Mönche in einer Himalaja-Höhle
In "Atlas eines ängstlichen Mannes" erzählt Christoph Ransmayr in Episoden von der Welt. Ein Atlas, in dem man sich selbst sieht.

Der Ransmayr darf das. Bei ihm wird es zum Ereignis, wenn er 70 Mal hintereinander zu erzählen anhebt, ich sah, ich sah, ich sah – gebetsmühlenartig, und die Anfangssätze (die man bei einem anderen Schriftsteller gelangweilt abbeuteln würde) heißen dann:

"Ich sah ein offenes Grab im Schatten einer turmhohen Araukarie" und "Ich sah das dunkle, schweißnasse Gesicht des Fischers Ho Doeun in einer gewittrigen Novembernacht in Phnom Penh" und "Ich sah den weinenden Sohn des Gärtners auf der Freitreppe eines Herrenhauses in der irischen Grafschaft Cork ..." Bei Christoph Ransmayr wächst daraus – wie aus einem dreidimensionalen Atlas – unsere Welt mitsamt ihrem Leben.

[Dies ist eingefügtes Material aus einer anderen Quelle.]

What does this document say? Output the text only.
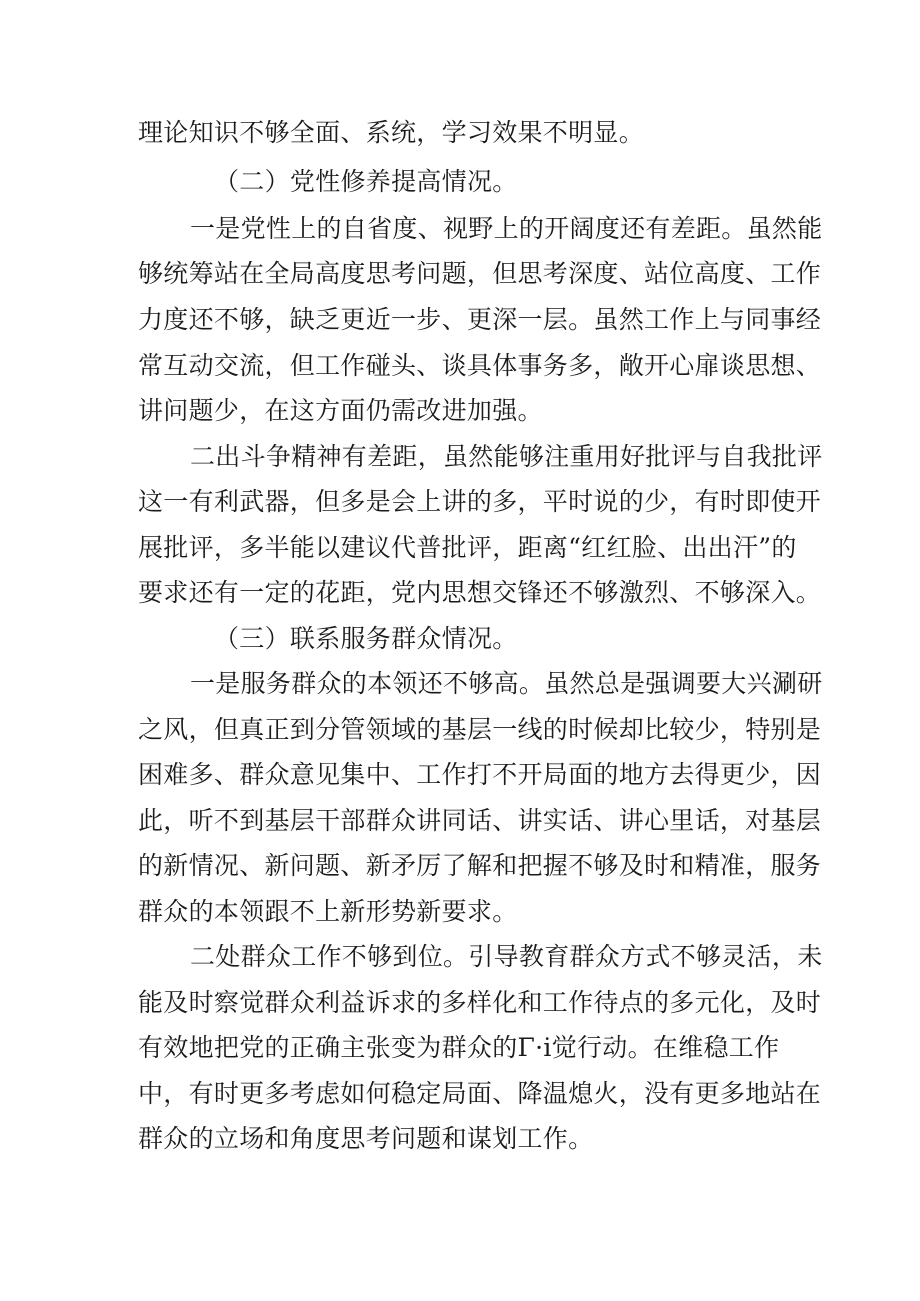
理论知识不够全面、系统，学习效果不明显。
（二）党性修养提高情况。
一是党性上的自省度、视野上的开阔度还有差距。虽然能
够统筹站在全局高度思考问题，但思考深度、站位高度、工作
力度还不够，缺乏更近一步、更深一层。虽然工作上与同事经
常互动交流，但工作碰头、谈具体事务多，敞开心扉谈思想、
讲问题少，在这方面仍需改进加强。
二出斗争精神有差距，虽然能够注重用好批评与自我批评
这一有利武器，但多是会上讲的多，平时说的少，有时即使开
展批评，多半能以建议代普批评，距离“红红脸、出出汗”的
要求还有一定的花距，党内思想交锋还不够激烈、不够深入。
（三）联系服务群众情况。
一是服务群众的本领还不够高。虽然总是强调要大兴涮研
之风，但真正到分管领域的基层一线的时候却比较少，特别是
困难多、群众意见集中、工作打不开局面的地方去得更少，因
此，听不到基层干部群众讲同话、讲实话、讲心里话，对基层
的新情况、新问题、新矛厉了解和把握不够及时和精准，服务
群众的本领跟不上新形势新要求。
二处群众工作不够到位。引导教育群众方式不够灵活，未
能及时察觉群众利益诉求的多样化和工作待点的多元化，及时
有效地把党的正确主张变为群众的Γ·i觉行动。在维稳工作
中，有时更多考虑如何稳定局面、降温熄火，没有更多地站在
群众的立场和角度思考问题和谋划工作。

Zum Beispiel am Kunming See im Nordwesten von Peking: Ein Chinese schreibt mit Wasser und einem Stock ein Gedicht aus der Tang-Zeit auf die Steine, gleich verblasst die Schrift, gleich ist sie verschwunden, und er schreibt schon das nächste. Und unsere Welt mitsamt dem Sterben, vor allem mit dem Sterben. Zum Beispiel auf der Osterinsel im Pazifik: Die Rapa Nui haben sich so stark auf ihre Steinkolosse konzentriert (also auf Macht und Symbole), dass sie ihre Palmenwälder rodeten und den Fischbestand ausrotteten und sich nicht um ihre Gärten und Felder kümmerten – bis sie hungrig übereinander herfielen, einander töteten, einander aßen. Scheinbar nebenbei entsteht aus den 70 Essenzen, aus diesen Riechfläschchen, die lange Erzählung eines Reisenden, der nach 400 Seiten angekommen ist. In einer Höhle im Himalaja, mit singenden Mönchen Frierend. Summend. Der Weitgereiste schläft ein, im Wissen, dass er Ohren hat zum Zuhören und eine Stimme zum Weitergeben. Das genügt ihm. Das genügt, um sich nicht einsam und verlassen fühlen zu müssen.

Neugier

Mönche in einer Himalaja-Höhle

Christoph Ransmayr ist ein ängstlicher Mensch. Aber noch stärker ist seine Neugier. Die trieb ihn immer hinaus in die Fremde, und die Fremde trieb ihn tiefer in sich selbst hinein.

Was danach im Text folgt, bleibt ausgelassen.